Suara itu menggema di apart saat Sejeong akan menanggalkan kemejanya, Sejeong langsung menoleh ke arah sumber suara.

"Doyoung?"

"Kenapa baru pulang?" Doyoung bertanya balik. Laki-laki itu menghampiri Sejeong dari arah dapur.

"Bukannya harusnya aku yang bertanya begitu, kau ingat jalan pulang Kim Doyoung?" tanya Sejeong.

"Mustahil aku lupa jalan pulang, Jeje."

Sejeong mendecih, lalu menanggalkan kemejanya dan memunguti satu per satu pakaian yang ia tinggalkan di lantai untuk ditumpuk bersama pakaian kotor lainnya.

"Kupikir kamu punya rumah baru yang harus kau pulangi, jadinya kamu lupa jalan pulang menuju kemari."

"Maksudnya apa?" tanya Doyoung.

"Tidak ada yang tahu kalau ternyata kamu punya yang lain selain aku 'kan?"

Doyoung mengernyit, "kamu mabuk?" samar samar Doyoung dapat mencium bau alkohol dari tubuh Sejeong.

"Aku hanya minum satu botol," Sejeong tertawa sebentar. "Kamu sengaja mengalihkan topik,."

Pemuda itu menatap Sejeong—yang hanya memakai strit pendek dan tank top hitam—lalu memijat pelipisnya, mendadak ia merasa pusing.

"Aku hanya menghindari topik yang nantinya akan membuat kita bertengkar, Jeje." sahut Doyoung.

Akhir-akhir ini Sejeong dan Doyoung memang jarang sekali bertemu, karena Doyoung yang memang kebiasaan tak pernah mau keluar dari studio dan kebetulan Sejeong yang tengah sibuk sibuknya.

Sekalinya bertemu, bukan melepas rindu, mereka hanya akan bertengkar karna masalah sepele.

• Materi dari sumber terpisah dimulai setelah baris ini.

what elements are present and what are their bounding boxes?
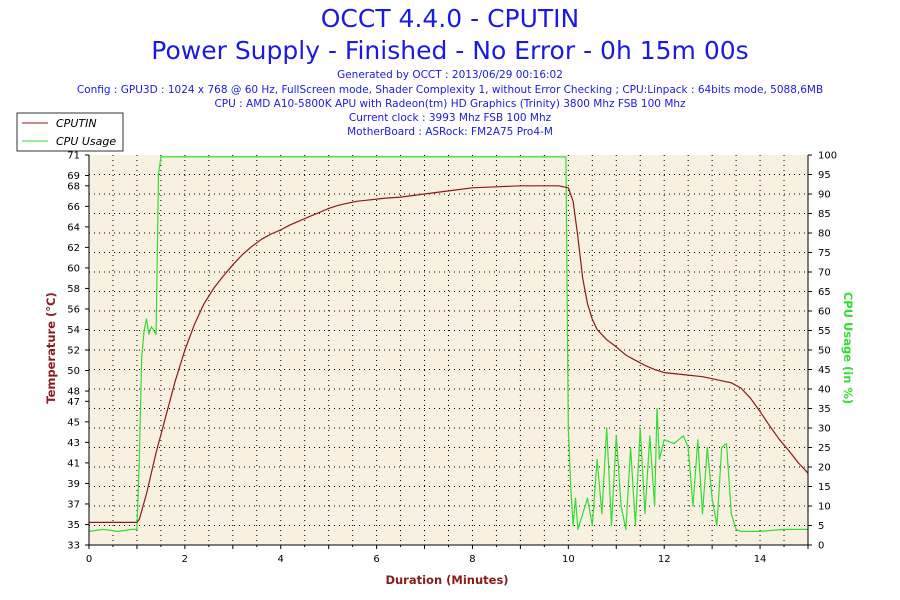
y-tick-label: 54 xyxy=(67,325,80,336)
info-generated: Generated by OCCT : 2013/06/29 00:16:02 xyxy=(337,69,563,81)
y-tick-label: 43 xyxy=(67,438,80,449)
x-tick-label: 8 xyxy=(469,554,475,565)
y-tick-label: 66 xyxy=(67,202,80,213)
x-tick-label: 12 xyxy=(658,554,671,565)
legend-label-cputin: CPUTIN xyxy=(56,117,97,130)
y-tick-label: 60 xyxy=(67,263,80,274)
info-motherboard: MotherBoard : ASRock: FM2A75 Pro4-M xyxy=(347,126,553,138)
y-tick-label: 37 xyxy=(67,499,80,510)
y2-tick-label: 70 xyxy=(818,268,831,279)
y-tick-label: 62 xyxy=(67,243,80,254)
y2-axis-label: CPU Usage (in %) xyxy=(841,292,855,404)
y2-tick-label: 85 xyxy=(818,209,831,220)
y2-tick-label: 25 xyxy=(818,443,831,454)
y2-tick-label: 10 xyxy=(818,502,831,513)
legend: CPUTIN CPU Usage xyxy=(16,112,124,152)
y-tick-label: 64 xyxy=(67,222,80,233)
y-tick-label: 50 xyxy=(67,366,80,377)
y-tick-label: 41 xyxy=(67,458,80,469)
y2-tick-label: 15 xyxy=(818,482,831,493)
y-tick-label: 56 xyxy=(67,304,80,315)
y2-tick-label: 60 xyxy=(818,307,831,318)
y2-tick-label: 95 xyxy=(818,170,831,181)
y2-tick-label: 55 xyxy=(818,326,831,337)
y-tick-label: 48 xyxy=(67,387,80,398)
y2-tick-label: 30 xyxy=(818,424,831,435)
y2-tick-label: 35 xyxy=(818,404,831,415)
x-tick-label: 2 xyxy=(182,554,188,565)
chart-title: OCCT 4.4.0 - CPUTIN xyxy=(320,4,580,33)
info-config: Config : GPU3D : 1024 x 768 @ 60 Hz, Ful… xyxy=(76,84,824,96)
y-tick-label: 45 xyxy=(67,417,80,428)
x-tick-label: 0 xyxy=(86,554,92,565)
x-tick-label: 6 xyxy=(373,554,379,565)
chart-subtitle: Power Supply - Finished - No Error - 0h … xyxy=(151,36,749,65)
legend-box xyxy=(16,112,124,152)
y2-tick-label: 65 xyxy=(818,287,831,298)
y-tick-label: 58 xyxy=(67,284,80,295)
y2-tick-label: 50 xyxy=(818,346,831,357)
y2-tick-label: 20 xyxy=(818,463,831,474)
series-layer xyxy=(88,156,809,532)
y2-tick-label: 5 xyxy=(818,521,824,532)
y2-tick-label: 80 xyxy=(818,229,831,240)
info-cpu: CPU : AMD A10-5800K APU with Radeon(tm) … xyxy=(214,98,686,110)
grid xyxy=(89,155,808,545)
x-axis-label: Duration (Minutes) xyxy=(385,573,508,587)
y2-tick-label: 45 xyxy=(818,365,831,376)
y2-tick-label: 0 xyxy=(818,541,824,552)
series-line-cputin xyxy=(89,185,809,523)
series-line-cpu-usage xyxy=(88,156,808,532)
y2-tick-label: 40 xyxy=(818,385,831,396)
axes: 0510152025303540455055606570758085909510… xyxy=(67,151,837,566)
x-tick-label: 10 xyxy=(562,554,575,565)
y-tick-label: 71 xyxy=(67,151,80,162)
y-tick-label: 68 xyxy=(67,181,80,192)
y-tick-label: 69 xyxy=(67,171,80,182)
y2-tick-label: 75 xyxy=(818,248,831,259)
y-axis-label: Temperature (°C) xyxy=(44,292,58,403)
y-tick-label: 52 xyxy=(67,346,80,357)
y-tick-label: 39 xyxy=(67,479,80,490)
x-tick-label: 14 xyxy=(754,554,767,565)
y-tick-label: 47 xyxy=(67,397,80,408)
legend-label-cpu-usage: CPU Usage xyxy=(56,135,116,148)
y-tick-label: 33 xyxy=(67,541,80,552)
y-tick-label: 35 xyxy=(67,520,80,531)
info-clock: Current clock : 3993 Mhz FSB 100 Mhz xyxy=(348,112,552,124)
y2-tick-label: 100 xyxy=(818,151,837,162)
y2-tick-label: 90 xyxy=(818,190,831,201)
x-tick-label: 4 xyxy=(278,554,284,565)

Dua minggu yang lalu mereka bertengkar hanya karna TV, lalu hari ini, mereka akan bertengkar karna apa lagi???

Sejeong menatap Doyoung sebentar. "Jujur aja, kamu bosan sama aku?"

"Kita bisa akhiri semuanya sekarang kalau memang kamu bosan."

Bukan tanpa sebab wanita itu tiba tiba berkata begitu, sebagai wanita Sejeong punya insting, hampir dua tahun bersama kemungkinan merasa bosan tidaklah kecil.